本部はシカゴ・クラブの徽章を何とはなしに使っていたが、1912年ドルースで連合大会を開催するに当たり、本部としてもこのままにはできないので、全体に共通する徽章のデザインを考案するよう、全クラブに呼びかけた。しかし、もちろん車輪を基本的なものとすることに変わりはなかった。
かくして、ドルースの大会においてロータリーは名実ともに国際的になったが、ロータリーは、ここに初めてローヤル・ブルー(濃青色)と金色の歯車を正式の徽章として、制定したのであった。

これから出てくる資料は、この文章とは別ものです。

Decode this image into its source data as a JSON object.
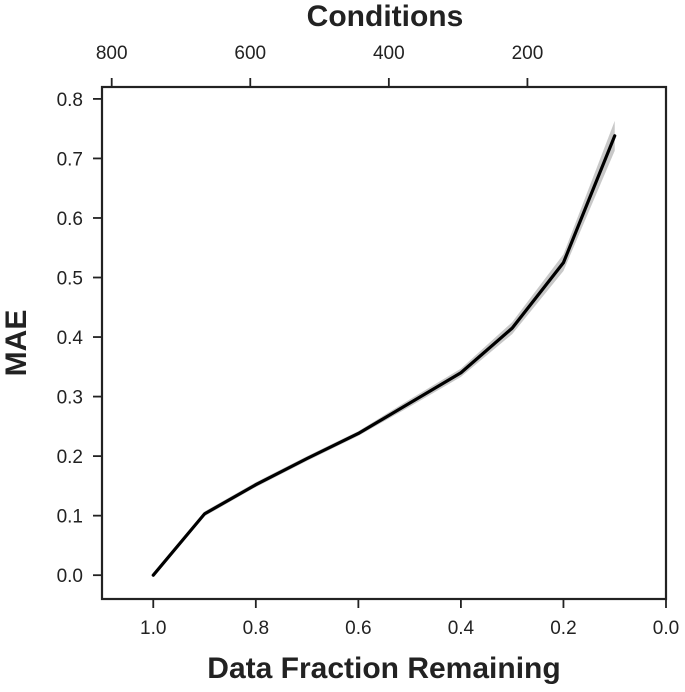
{
  "chart_data": {
    "type": "line",
    "title": "",
    "xlabel": "Data Fraction Remaining",
    "ylabel": "MAE",
    "top_xlabel": "Conditions",
    "xlim": [
      1.1,
      0.0
    ],
    "ylim": [
      -0.04,
      0.82
    ],
    "x_ticks": [
      1.0,
      0.8,
      0.6,
      0.4,
      0.2,
      0.0
    ],
    "x_tick_labels": [
      "1.0",
      "0.8",
      "0.6",
      "0.4",
      "0.2",
      "0.0"
    ],
    "y_ticks": [
      0.0,
      0.1,
      0.2,
      0.3,
      0.4,
      0.5,
      0.6,
      0.7,
      0.8
    ],
    "y_tick_labels": [
      "0.0",
      "0.1",
      "0.2",
      "0.3",
      "0.4",
      "0.5",
      "0.6",
      "0.7",
      "0.8"
    ],
    "top_ticks": [
      800,
      600,
      400,
      200
    ],
    "top_tick_labels": [
      "800",
      "600",
      "400",
      "200"
    ],
    "top_axis_total_conditions": 740,
    "grid": false,
    "legend": "none",
    "line_color": "#000000",
    "band_color": "#c8c8c8",
    "series": [
      {
        "x": [
          1.0,
          0.9,
          0.8,
          0.7,
          0.6,
          0.5,
          0.4,
          0.3,
          0.2,
          0.1
        ],
        "y": [
          0.0,
          0.103,
          0.152,
          0.196,
          0.238,
          0.289,
          0.34,
          0.415,
          0.525,
          0.738
        ],
        "lower": [
          0.0,
          0.099,
          0.148,
          0.192,
          0.234,
          0.283,
          0.333,
          0.405,
          0.511,
          0.713
        ],
        "upper": [
          0.0,
          0.107,
          0.156,
          0.2,
          0.242,
          0.295,
          0.347,
          0.425,
          0.539,
          0.763
        ]
      }
    ]
  }
}
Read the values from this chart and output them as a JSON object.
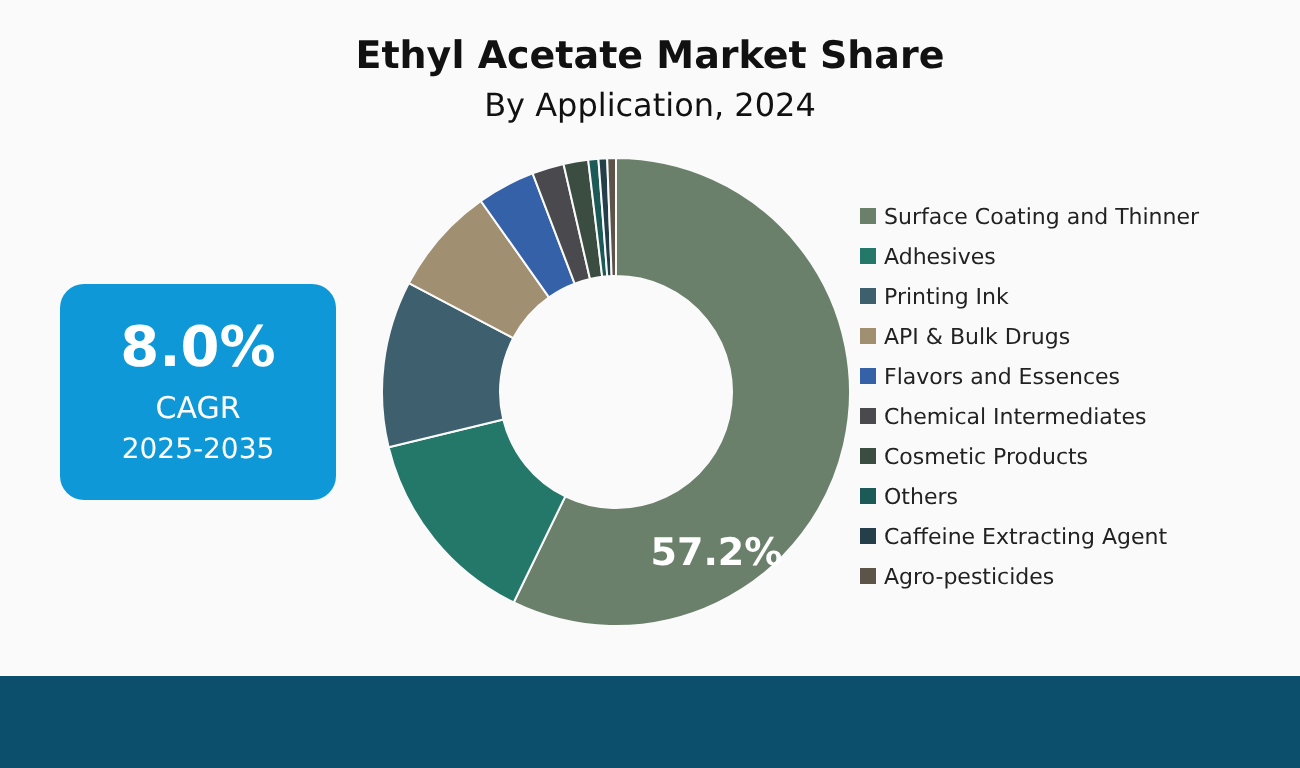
{
  "chart_data": {
    "type": "donut",
    "title": "Ethyl Acetate Market Share",
    "subtitle": "By Application, 2024",
    "categories": [
      "Surface Coating and Thinner",
      "Adhesives",
      "Printing Ink",
      "API & Bulk Drugs",
      "Flavors and Essences",
      "Chemical Intermediates",
      "Cosmetic Products",
      "Others",
      "Caffeine Extracting Agent",
      "Agro-pesticides"
    ],
    "values": [
      57.2,
      14,
      11.5,
      7.5,
      4,
      2.2,
      1.7,
      0.7,
      0.6,
      0.6
    ],
    "colors": [
      "#6b806b",
      "#23786a",
      "#3d5f6e",
      "#a08f70",
      "#3461a8",
      "#4a4a4e",
      "#3b4d40",
      "#1c5a58",
      "#243e4a",
      "#5c5448"
    ],
    "value_labels": [
      "57.2%",
      null,
      null,
      null,
      null,
      null,
      null,
      null,
      null,
      null
    ],
    "legend": "right",
    "annotations": [
      "8.0%",
      "CAGR",
      "2025-2035"
    ]
  }
}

しかし、その後専門家から、この歯車は技術的に不完全であり、このままでは動かないとの注意が出たので、2人の技術者(ドルースのOscar B.BjorgeとシカゴのCharles Henry Mackintosh)からなる委員会が任命され、技術的に正確に動く歯車が検討された。
楔穴を付け加え完成
この委員会が考案したデザインは1920年正式に採用公布となり、これが今日われわれが親しんでいるロータリー・マークであるが、ただ、ひとつだけ違いがある。それは、前記2人の委員が楔穴(Key way)を見落としたことで、これがないと歯車は車軸からの(または車軸への)力を伝えることができなくて遊んでしまうわけである。かくして楔穴も付け加えられて、歯車は休止することなく今日まで回転し続けているのである。
この歯車に国際ロータリーとしては、一般的な解釈以外に何か特別の意義を持たせているのではないかと、よく問題になるが、公式にいって何もない。しかし古来幾千のクラブが歯車の6つの輻と24の歯に特別の意義を見いだしている。